We use a little python script from sequencetools repository to insert gap locations into a file and load it as a track in IGV. This will allow to easily locate the different scaffolds and potentially problematic regions. This is how we generate the file:
# On Abel: use biopython installed in conda bifrost to generate the .bed file
source activate bifrost
python /work/projects/nn9305k/vi_src/diverse/scaffoldgap2bed_py3.py -i <assembly.fna> > <gap_file>.bed
# From the folder you want to work in, transfer the .bed file from Abel to your pc
scp <user_name>:<your_mapping_folder_bed_file> .
In Bifrost
we annotated the assembly with Prokka
(using annotations derived from a reference genome) .gff
file.
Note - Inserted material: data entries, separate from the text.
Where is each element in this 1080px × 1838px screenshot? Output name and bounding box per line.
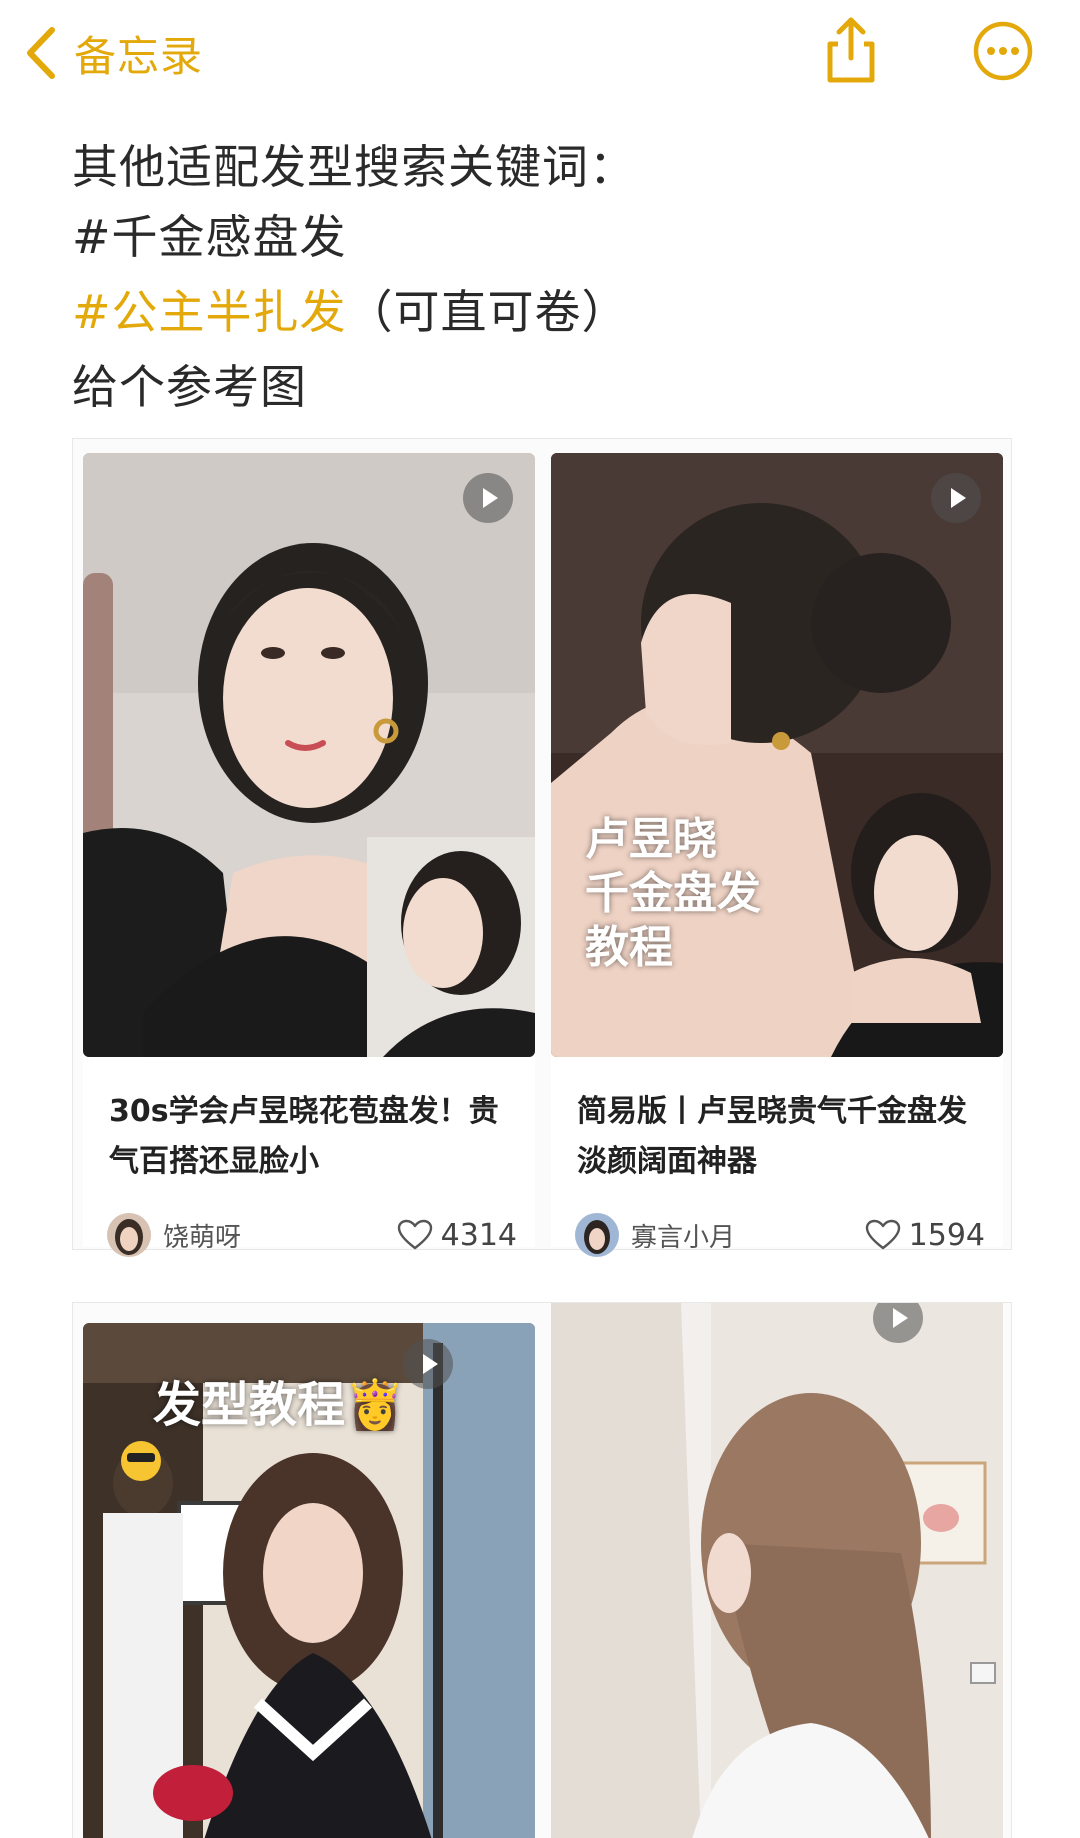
author-name[interactable]: 饶萌呀 xyxy=(163,1217,397,1254)
post-card[interactable]: 卢昱晓 千金盘发 教程 简易版丨卢昱晓贵气千金盘发 淡颜阔面神器 寡言小月 15… xyxy=(551,453,1003,1257)
hashtag-link[interactable]: #公主半扎发 xyxy=(72,285,347,339)
post-cover-image xyxy=(551,1303,1003,1838)
heart-icon[interactable] xyxy=(865,1219,901,1251)
play-icon[interactable] xyxy=(403,1339,453,1389)
cover-overlay-text: 发型教程👸 xyxy=(153,1377,405,1433)
nav-bar: 备忘录 xyxy=(0,0,1080,110)
post-cover-image: 发型教程👸 xyxy=(83,1323,535,1838)
note-line-reference: 给个参考图 xyxy=(72,360,307,414)
note-line-hashtag-1: #千金感盘发 xyxy=(72,210,347,264)
note-line-keywords: 其他适配发型搜索关键词： xyxy=(72,140,636,194)
heart-icon[interactable] xyxy=(397,1219,433,1251)
back-label: 备忘录 xyxy=(74,31,204,81)
post-cover-image: 卢昱晓 千金盘发 教程 xyxy=(551,453,1003,1057)
note-line-hashtag-2: #公主半扎发（可直可卷） xyxy=(72,280,629,344)
post-card[interactable]: 发型教程👸 xyxy=(83,1323,535,1838)
embedded-image-grid-2: 发型教程👸 xyxy=(72,1302,1012,1838)
like-count: 4314 xyxy=(440,1217,517,1253)
post-card[interactable]: 30s学会卢昱晓花苞盘发！贵气百搭还显脸小 饶萌呀 4314 xyxy=(83,453,535,1257)
overlay-line: 卢昱晓 xyxy=(585,814,717,865)
hashtag-note: （可直可卷） xyxy=(346,285,629,339)
share-icon[interactable] xyxy=(820,14,882,86)
post-meta: 饶萌呀 4314 xyxy=(107,1213,517,1257)
avatar[interactable] xyxy=(575,1213,619,1257)
embedded-image-grid-1: 30s学会卢昱晓花苞盘发！贵气百搭还显脸小 饶萌呀 4314 卢昱晓 千金盘发 … xyxy=(72,438,1012,1257)
author-name[interactable]: 寡言小月 xyxy=(631,1217,865,1254)
overlay-line: 千金盘发 xyxy=(585,868,761,919)
more-icon[interactable] xyxy=(972,20,1034,82)
chevron-left-icon xyxy=(27,27,55,79)
post-card[interactable] xyxy=(551,1303,1003,1838)
back-button[interactable]: 备忘录 xyxy=(20,22,203,84)
overlay-line: 教程 xyxy=(585,922,673,973)
sunglasses-emoji-icon xyxy=(121,1441,161,1481)
post-cover-image xyxy=(83,453,535,1057)
play-icon[interactable] xyxy=(931,473,981,523)
post-meta: 寡言小月 1594 xyxy=(575,1213,985,1257)
post-title: 30s学会卢昱晓花苞盘发！贵气百搭还显脸小 xyxy=(109,1094,499,1179)
like-count: 1594 xyxy=(908,1217,985,1253)
play-icon[interactable] xyxy=(463,473,513,523)
avatar[interactable] xyxy=(107,1213,151,1257)
post-title: 简易版丨卢昱晓贵气千金盘发 淡颜阔面神器 xyxy=(577,1094,967,1179)
cover-overlay-text: 卢昱晓 千金盘发 教程 xyxy=(585,813,761,975)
It contains the annotated gene locus tags
that we use for visualization with IGV
2.4 Loading files in IGV
-
Create a
genome file
this allows associating tracks to the assembly :Genomes > create.genome file
. Use the menu to select your assembly file.fasta
and the annotation-gene file:.gff
-
Load your
mapped reads
and thegap file
using:file > load from file
-
To be able to easily re-open (without re-importing everything you can do):
file > save session
Now you are ready to navigate and explore your assembly.
Try to find a gap.
NB: To zoom while staying centered on the gap: click above menu (position within the scaffold - at the gap - top track) then click with the mouse at the gap position on the gap track (until appropriate zoom is obtained).
You can look here for Options and interpretation, and here: PE orientations.
Have a look at:
- coverage
- gaps positions
- some strange scaffolds?
- PE orientations: in detail how the reads map to your assembly (you will need to zoom a lot)
- are some PE reads miss-oriented? reported as having abnormal insert sizes?
You can look here at the Uio course for more details or if you want to do things slightly differently. We reuse some of their scripts.